The stench of burning flesh grew stronger when they wound out of the forest’s edge to Harrison’s farm—the center for the soldier’s tents and weapons armory. They stood on the hillside near the archery training site.

The farmhouse was ablaze as well as the barn and every tent along the forest’s border. The field was littered with bodies, both their own and Legionnaires’, their uniforms setting them apart. The soldiers still standing had a chain of buckets from the well to the barn. Some of the Bloodguard flashed in vampire speed to and from, dousing the flames as fast as they could.

The brawny form of Harrison was at the helm. His wife and children stood to one side near the boy Nate, holding the reins of Friedrich’s Arkadian horses. Nate stared at the burning barn, where his father worked and they both slept each night. Mikhail didn’t see the silhouette of Nate’s father, the blacksmith who’d forged many weapons for their army. As horrific as the sight was, it wasn’t their dead men burning that wafted that unholy smell up into the night.

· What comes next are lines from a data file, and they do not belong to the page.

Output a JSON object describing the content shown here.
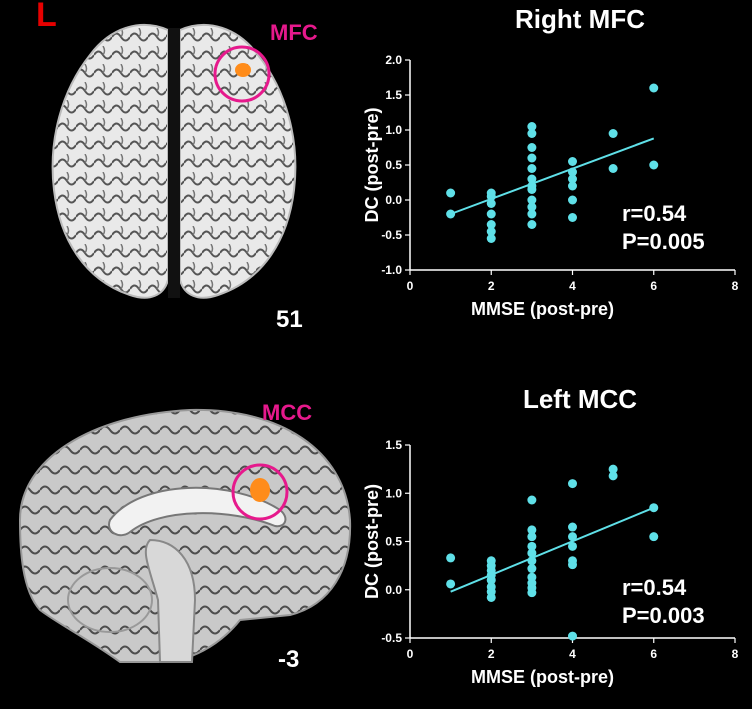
{
  "figure": {
    "side_label": "L",
    "panels": [
      {
        "region_label": "MFC",
        "slice_number": "51",
        "brain_view": "axial-slice",
        "plot_title": "Right MFC",
        "stats": {
          "r": "r=0.54",
          "p": "P=0.005"
        }
      },
      {
        "region_label": "MCC",
        "slice_number": "-3",
        "brain_view": "sagittal-slice",
        "plot_title": "Left MCC",
        "stats": {
          "r": "r=0.54",
          "p": "P=0.003"
        }
      }
    ]
  },
  "colors": {
    "background": "#000000",
    "marker": "#5fe0e8",
    "highlight": "#e6198c",
    "activation": "#ff8c1a",
    "side_label": "#e60000"
  },
  "chart_data": [
    {
      "type": "scatter",
      "title": "Right MFC",
      "xlabel": "MMSE  (post-pre)",
      "ylabel": "DC (post-pre)",
      "xlim": [
        0,
        8
      ],
      "ylim": [
        -1.0,
        2.0
      ],
      "xticks": [
        "0",
        "2",
        "4",
        "6",
        "8"
      ],
      "yticks": [
        "-1.0",
        "-0.5",
        "0.0",
        "0.5",
        "1.0",
        "1.5",
        "2.0"
      ],
      "points": [
        [
          1,
          0.1
        ],
        [
          1,
          -0.2
        ],
        [
          2,
          0.1
        ],
        [
          2,
          0.05
        ],
        [
          2,
          -0.05
        ],
        [
          2,
          -0.2
        ],
        [
          2,
          -0.35
        ],
        [
          2,
          -0.45
        ],
        [
          2,
          -0.55
        ],
        [
          3,
          1.05
        ],
        [
          3,
          0.95
        ],
        [
          3,
          0.75
        ],
        [
          3,
          0.6
        ],
        [
          3,
          0.45
        ],
        [
          3,
          0.3
        ],
        [
          3,
          0.2
        ],
        [
          3,
          0.15
        ],
        [
          3,
          0.0
        ],
        [
          3,
          -0.1
        ],
        [
          3,
          -0.2
        ],
        [
          3,
          -0.35
        ],
        [
          4,
          0.55
        ],
        [
          4,
          0.4
        ],
        [
          4,
          0.3
        ],
        [
          4,
          0.2
        ],
        [
          4,
          0.0
        ],
        [
          4,
          -0.25
        ],
        [
          5,
          0.95
        ],
        [
          5,
          0.45
        ],
        [
          6,
          1.6
        ],
        [
          6,
          0.5
        ]
      ],
      "fit_line": [
        [
          1,
          -0.2
        ],
        [
          6,
          0.88
        ]
      ]
    },
    {
      "type": "scatter",
      "title": "Left MCC",
      "xlabel": "MMSE  (post-pre)",
      "ylabel": "DC (post-pre)",
      "xlim": [
        0,
        8
      ],
      "ylim": [
        -0.5,
        1.5
      ],
      "xticks": [
        "0",
        "2",
        "4",
        "6",
        "8"
      ],
      "yticks": [
        "-0.5",
        "0.0",
        "0.5",
        "1.0",
        "1.5"
      ],
      "points": [
        [
          1,
          0.33
        ],
        [
          1,
          0.06
        ],
        [
          2,
          0.3
        ],
        [
          2,
          0.25
        ],
        [
          2,
          0.2
        ],
        [
          2,
          0.15
        ],
        [
          2,
          0.1
        ],
        [
          2,
          0.03
        ],
        [
          2,
          -0.02
        ],
        [
          2,
          -0.08
        ],
        [
          3,
          0.93
        ],
        [
          3,
          0.62
        ],
        [
          3,
          0.55
        ],
        [
          3,
          0.45
        ],
        [
          3,
          0.38
        ],
        [
          3,
          0.3
        ],
        [
          3,
          0.22
        ],
        [
          3,
          0.13
        ],
        [
          3,
          0.07
        ],
        [
          3,
          0.02
        ],
        [
          3,
          -0.03
        ],
        [
          4,
          1.1
        ],
        [
          4,
          0.65
        ],
        [
          4,
          0.55
        ],
        [
          4,
          0.45
        ],
        [
          4,
          0.3
        ],
        [
          4,
          0.26
        ],
        [
          4,
          -0.48
        ],
        [
          5,
          1.25
        ],
        [
          5,
          1.18
        ],
        [
          6,
          0.85
        ],
        [
          6,
          0.55
        ]
      ],
      "fit_line": [
        [
          1,
          -0.02
        ],
        [
          6,
          0.85
        ]
      ]
    }
  ]
}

“Dear God,” muttered Dmitri at his side.

In the distance, a hellish haze glowed up into the wintry sky as if the netherworld had opened up right where the town of Hiddleston stood. Amid the roar of flames came the quieter sounds of stifled cries and screams of women and children.

“They burned the whole fucking village.”

Hiddleston had been a friend to the Black Lily. And so was an enemy to Queen Morgrid.

Dmitri sped off toward the cries for help. Mikhail was right behind him. He stared up, watching his hope that they’d ever escape the queen’s evil rising with the smoke and ashes of Hiddleston.